Hoods Official Secrets konzentriert sich dabei vor allem auf Katharine Guns (Keira Knightley) wütender und zugleich ängstlicher Transformation von einer normalen Angestellten ohne große politische Ambitionen zur Whistleblowerin mit politischem Bewusstsein. Die Beschreibung dieses Prozesses ist gerade deshalb so wichtig, weil es zeigt, dass es jeden treffen, dass irgendwann im Leben jeder von uns vor der moralisch zermürbenden Entscheidung stehen kann, gegen das Gesetz verstoßen zu müssen, um größeres »Unrecht« zu verhindern.
Denn Gun verstößt mit ihrem Leak gegen den britischen »Official Secrets Act« und sieht sich ebenso wie der Journalist Martin Bright (Matt Smith) von einem gerichtlichen Prozess bedroht, der am Ende aber nur gegen Gun auch angestrengt wird. Hood demonstriert an diesen Stellen nicht nur differenziert die korrupte und zutiefst illegale Verstrickung des Staates, der sich über ein »legales« Gesetz mit Drohgebärden jeden zivilen Ungehorsam vom Halse schaffen will, sondern buchstabiert gleichzeitig die Kreativität und Bedeutung zivilgesellschaftlicher Organisationen aus, in diesem Fall das auf Menschenrechtsfragen spezialisierte Anwaltsbüro unter Ben Emmerson (Ralph Fiennes).

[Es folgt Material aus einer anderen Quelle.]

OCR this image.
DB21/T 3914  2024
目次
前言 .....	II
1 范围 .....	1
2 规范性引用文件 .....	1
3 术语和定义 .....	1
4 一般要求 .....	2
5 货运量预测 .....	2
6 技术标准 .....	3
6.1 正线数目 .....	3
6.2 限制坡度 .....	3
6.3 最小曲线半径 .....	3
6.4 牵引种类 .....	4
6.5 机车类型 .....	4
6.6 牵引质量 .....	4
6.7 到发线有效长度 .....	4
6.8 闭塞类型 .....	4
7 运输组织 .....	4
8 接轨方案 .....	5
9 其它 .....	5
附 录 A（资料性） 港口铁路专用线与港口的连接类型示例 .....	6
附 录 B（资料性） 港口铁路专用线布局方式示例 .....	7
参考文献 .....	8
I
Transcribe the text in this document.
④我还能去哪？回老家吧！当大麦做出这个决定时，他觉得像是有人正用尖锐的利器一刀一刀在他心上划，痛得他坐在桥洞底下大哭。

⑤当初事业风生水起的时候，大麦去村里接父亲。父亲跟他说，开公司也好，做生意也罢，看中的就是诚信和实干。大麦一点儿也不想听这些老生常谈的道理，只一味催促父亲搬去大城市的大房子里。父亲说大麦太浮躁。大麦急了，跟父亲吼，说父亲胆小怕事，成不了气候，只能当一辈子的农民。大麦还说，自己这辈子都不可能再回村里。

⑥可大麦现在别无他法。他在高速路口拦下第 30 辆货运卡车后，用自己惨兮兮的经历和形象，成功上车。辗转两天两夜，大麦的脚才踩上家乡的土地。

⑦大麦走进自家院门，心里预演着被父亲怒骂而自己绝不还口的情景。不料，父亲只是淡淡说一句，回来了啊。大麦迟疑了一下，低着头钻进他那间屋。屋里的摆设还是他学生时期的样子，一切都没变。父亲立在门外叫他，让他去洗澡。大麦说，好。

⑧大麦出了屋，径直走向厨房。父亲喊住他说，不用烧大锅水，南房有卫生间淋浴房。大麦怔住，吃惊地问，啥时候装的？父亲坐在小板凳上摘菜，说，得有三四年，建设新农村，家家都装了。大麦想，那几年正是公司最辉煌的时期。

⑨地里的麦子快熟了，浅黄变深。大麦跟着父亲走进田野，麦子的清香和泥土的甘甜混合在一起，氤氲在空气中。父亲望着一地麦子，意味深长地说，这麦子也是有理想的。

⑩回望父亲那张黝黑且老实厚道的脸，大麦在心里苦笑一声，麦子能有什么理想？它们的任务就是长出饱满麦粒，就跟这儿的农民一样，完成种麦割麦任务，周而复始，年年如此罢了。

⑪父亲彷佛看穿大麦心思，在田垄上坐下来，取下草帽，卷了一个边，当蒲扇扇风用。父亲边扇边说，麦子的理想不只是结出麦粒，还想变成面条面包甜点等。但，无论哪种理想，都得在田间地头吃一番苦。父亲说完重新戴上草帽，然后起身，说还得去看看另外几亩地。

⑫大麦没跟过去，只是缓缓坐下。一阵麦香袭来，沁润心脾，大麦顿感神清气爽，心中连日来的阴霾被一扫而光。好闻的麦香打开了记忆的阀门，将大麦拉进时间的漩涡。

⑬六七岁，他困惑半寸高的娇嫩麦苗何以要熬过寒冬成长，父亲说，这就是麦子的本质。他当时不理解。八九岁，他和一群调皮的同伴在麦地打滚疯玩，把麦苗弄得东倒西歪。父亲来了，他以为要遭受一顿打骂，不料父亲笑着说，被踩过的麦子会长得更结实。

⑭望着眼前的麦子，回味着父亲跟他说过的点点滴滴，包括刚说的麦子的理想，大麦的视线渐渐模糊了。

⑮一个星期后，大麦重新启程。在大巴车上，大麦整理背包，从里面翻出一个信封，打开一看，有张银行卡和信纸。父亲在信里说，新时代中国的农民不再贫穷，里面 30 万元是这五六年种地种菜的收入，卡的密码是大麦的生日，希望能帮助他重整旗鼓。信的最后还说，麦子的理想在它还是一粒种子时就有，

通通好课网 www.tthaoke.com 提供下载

Hood inszeniert diesen Konflikt zwischen Staat und Individuum in klassischer, meist linear erzählter Thriller-Sprache, packend und mit überragenden schauspielerischen Leistungen, allen voran Keira Knightley, die eine Katherine Gun spielt, die als fast perfektes Rollenmodell für unsere Gegenwart taugt, in dem Konflikte dieser Art gerade nicht nur in autokratischen Gesellschaften an der Tagesordnung sind (aktuell in Hongkong. Iran oder dem Libanon), sondern mit zunehmender »Verletzlichkeit« der Staatssouveränität durch Klima, Überwachungs- und Wirtschaftskrisen auch in unseren vermeintlich so »freien« westlichen Gesellschaften Alltag werden dürften. Grund genug also Gavin Hoods Official Secrets nach seiner Kinoauswertung nicht nur auf allen Streaming-Plattformen Erfolg zu wünschen, sondern auch unbedingt ins Curriculum unserer Schulen aufgenommen zu sehen.